A lot of the discussion – the angry discussion – accompanying the much-applauded fall of Harvey Weinstein focuses on believing women. The argument is that if people believed women when they said they’d been harassed, assaulted, raped, things would change.
As Jessica Valenti put it in a recent column in Marie Claire (nice to see fashion magazines becoming a bit more political, by the way):
Imagine if our culture believed women who came forward about sexual harassment, abuse, and assault. If it did, perhaps the victims of Harvey Weinstein’s alleged predatory behavior wouldn’t have feared coming forward on their own.
But I don’t think belief is the problem. It’s not that people don’t believe women; it’s that they don’t believe women matter.
When that Stanford swimmer got off with a slap on the wrist, it wasn’t that the judge didn’t believe he raped the woman in question. It was that the judge believed that such assaults against women aren’t important, especially when contrasted to the future of a white male athlete at an elite school.
And unfortunately it isn’t just men who don’t think rape, assault, and harassment by men against women are important. The new policies being put in place by the Secretary of Education make it clear that she doesn’t think women matter.
If you know your history, you know folks believed women when it was convenient to do so, as when white women accused Black men of rape. Many of those stories were lies, but no one who mattered – Black lives didn’t matter – failed to believe.
The closest I get to Hollywood is seeing the occasional movie. I sometimes read reviews, but I don’t pay attention to the gossip or the business side. I knew who Harvey Weinstein was, but I didn’t know anything else about him. (I could happily have gone the rest of my life without knowing some of the things I now know about him.)
Still, I knew the “casting couch” existed and I didn’t think it disappeared with the studio system. All those hordes of beautiful young women who work very hard at being beautiful are encouraged for a reason. They may believe they’re serious actors trying to build a career, but no one else does. Beautiful young women are there to serve the needs of powerful men.

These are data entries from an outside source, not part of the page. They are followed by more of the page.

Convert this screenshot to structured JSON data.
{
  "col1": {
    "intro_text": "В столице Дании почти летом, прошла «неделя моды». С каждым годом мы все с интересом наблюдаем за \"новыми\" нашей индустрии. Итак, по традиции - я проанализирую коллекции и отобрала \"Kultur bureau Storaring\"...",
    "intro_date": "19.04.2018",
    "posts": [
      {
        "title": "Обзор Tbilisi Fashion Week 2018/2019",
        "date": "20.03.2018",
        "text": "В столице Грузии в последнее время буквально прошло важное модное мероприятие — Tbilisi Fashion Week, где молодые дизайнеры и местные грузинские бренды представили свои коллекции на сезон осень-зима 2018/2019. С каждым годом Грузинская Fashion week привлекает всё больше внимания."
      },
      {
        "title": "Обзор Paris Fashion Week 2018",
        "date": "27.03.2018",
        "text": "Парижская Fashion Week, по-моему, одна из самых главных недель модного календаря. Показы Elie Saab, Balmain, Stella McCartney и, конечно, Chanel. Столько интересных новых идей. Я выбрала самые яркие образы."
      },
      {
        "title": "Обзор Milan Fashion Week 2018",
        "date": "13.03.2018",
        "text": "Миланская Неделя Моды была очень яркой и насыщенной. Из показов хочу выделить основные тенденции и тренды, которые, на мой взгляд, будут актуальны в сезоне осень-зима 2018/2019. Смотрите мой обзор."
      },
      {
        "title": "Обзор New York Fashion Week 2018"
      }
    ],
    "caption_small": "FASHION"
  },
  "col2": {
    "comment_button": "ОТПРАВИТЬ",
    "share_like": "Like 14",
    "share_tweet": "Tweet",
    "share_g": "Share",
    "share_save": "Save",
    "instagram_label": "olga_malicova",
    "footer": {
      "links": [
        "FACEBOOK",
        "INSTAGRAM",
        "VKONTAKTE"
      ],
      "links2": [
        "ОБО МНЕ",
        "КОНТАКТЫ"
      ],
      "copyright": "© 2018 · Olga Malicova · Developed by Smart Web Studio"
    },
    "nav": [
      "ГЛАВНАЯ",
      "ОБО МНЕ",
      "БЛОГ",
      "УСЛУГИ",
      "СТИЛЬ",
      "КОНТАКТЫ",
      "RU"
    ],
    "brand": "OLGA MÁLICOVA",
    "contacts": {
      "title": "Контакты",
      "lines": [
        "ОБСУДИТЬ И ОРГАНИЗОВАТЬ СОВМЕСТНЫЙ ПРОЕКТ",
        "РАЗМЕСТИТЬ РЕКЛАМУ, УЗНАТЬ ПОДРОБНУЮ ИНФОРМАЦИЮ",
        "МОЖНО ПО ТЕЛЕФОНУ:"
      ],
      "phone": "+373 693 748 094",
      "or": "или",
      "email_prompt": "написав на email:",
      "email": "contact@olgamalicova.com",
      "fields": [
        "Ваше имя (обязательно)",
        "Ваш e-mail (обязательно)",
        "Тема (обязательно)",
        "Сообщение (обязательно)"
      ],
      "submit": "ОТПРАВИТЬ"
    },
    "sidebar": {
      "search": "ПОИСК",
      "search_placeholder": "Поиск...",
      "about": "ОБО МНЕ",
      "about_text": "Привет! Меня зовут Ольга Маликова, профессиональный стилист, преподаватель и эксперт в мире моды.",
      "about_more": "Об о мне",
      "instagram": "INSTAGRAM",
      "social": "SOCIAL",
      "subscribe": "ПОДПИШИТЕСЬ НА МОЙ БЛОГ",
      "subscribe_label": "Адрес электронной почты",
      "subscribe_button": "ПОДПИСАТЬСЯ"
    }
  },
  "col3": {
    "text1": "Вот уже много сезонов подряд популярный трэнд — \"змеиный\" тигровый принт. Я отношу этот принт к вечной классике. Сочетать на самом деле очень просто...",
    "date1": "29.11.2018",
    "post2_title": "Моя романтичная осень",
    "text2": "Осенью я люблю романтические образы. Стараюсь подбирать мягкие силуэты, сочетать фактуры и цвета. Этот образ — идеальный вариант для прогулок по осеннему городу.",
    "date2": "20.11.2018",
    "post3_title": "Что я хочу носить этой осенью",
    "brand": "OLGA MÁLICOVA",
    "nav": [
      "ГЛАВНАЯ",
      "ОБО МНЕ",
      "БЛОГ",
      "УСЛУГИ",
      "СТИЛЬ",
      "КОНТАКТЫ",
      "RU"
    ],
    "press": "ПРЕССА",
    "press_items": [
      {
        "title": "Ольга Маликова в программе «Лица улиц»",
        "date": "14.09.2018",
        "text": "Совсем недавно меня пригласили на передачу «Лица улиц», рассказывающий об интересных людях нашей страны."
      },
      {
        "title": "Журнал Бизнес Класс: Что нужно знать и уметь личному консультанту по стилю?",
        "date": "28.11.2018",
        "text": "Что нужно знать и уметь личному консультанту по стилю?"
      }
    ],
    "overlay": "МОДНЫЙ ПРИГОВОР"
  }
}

I’m sure most of those young women think, “But for me it’s different,” because that’s what women do. We convince ourselves we’re the bright one, the talented one, the outstanding woman who is going to get chosen on her merits, not because she’s fuckable.
I wrote about my own experiences with harassment a year ago, when this topic was last all the rage. I came up with several examples, not counting the rape attack, which I don’t count because I successfully defended myself against that one. And I didn’t include some of the of the ordinary obnoxious ones, like the time a guy motioned me over to his car to ask directions. When I got close, I could see he had his dick in his hand. (Why didn’t I write down his license plate? Why didn’t I call the cops? Probably because I already knew that men did these things and no one cared.) To this day, I never get close to a car when I’m asked for directions, even when it’s a woman asking.
But the key one was the summer internship, the one where I didn’t quite realize what was happening and thought the problem I had with the boss was that I wasn’t hip enough. Nothing happened then, either – I’ve seen naked men before – except that I didn’t get the kind of mentorship I needed from that job. And it left me angry. I’m still angry.
The harassment related to work is probably worst in the fields where being a certain kind of beautiful is part of the job description, but that’s far from the only place women run into this particular brick wall. Harassment reports out of academia are common these days, but reading the stories people tell on Facebook or in other places makes it clear that it happens in every job from fast food to the corporate suite.
We believe the women; we just don’t believe it’s important. That guy makes the big sales; who cares if he puts his hand up his co-workers’ skirts. That one is the boss; you have to make nice to him. Or, in the best of circumstances, new women employees are advised, “Don’t let X get you off by yourself.”
We believe women. We just don’t believe women matter.
Women can learn how to handle these situations so that they don’t get raped or even fondled. They can learn how to be so intimidating that people don’t try. I’ve given talks on that subject and right now I’m writing a book about it. It’s useful and important and very possible. Women are encouraged to believe that they are too weak to do anything about abusive men, and that’s not true.
But while being able to protect yourself is good and important, it doesn’t solve the whole problem. Saying no might get you fired or keep you from getting a job. Being intimidating will definitely mean some men – employers among them – won’t even consider you. A knee to the groin, even in self defense, could get you arrested. Suing is useful, and we need for more women to do it, but there’s no guarantee you’ll win. And, of course, there are situations when more than your career is at stake.
We need to change laws and policies and the culture. It is most important that we hold the powerful men like Weinstein to account, but we also need to build a society that doesn’t tolerate the everyday abuse that all women experience.
No more “boys will be boys” – a phrase that is perhaps the most obvious example of the fact that we believe women, but don’t think that abuse of women is important.
We have to build a society in which we believe women matter.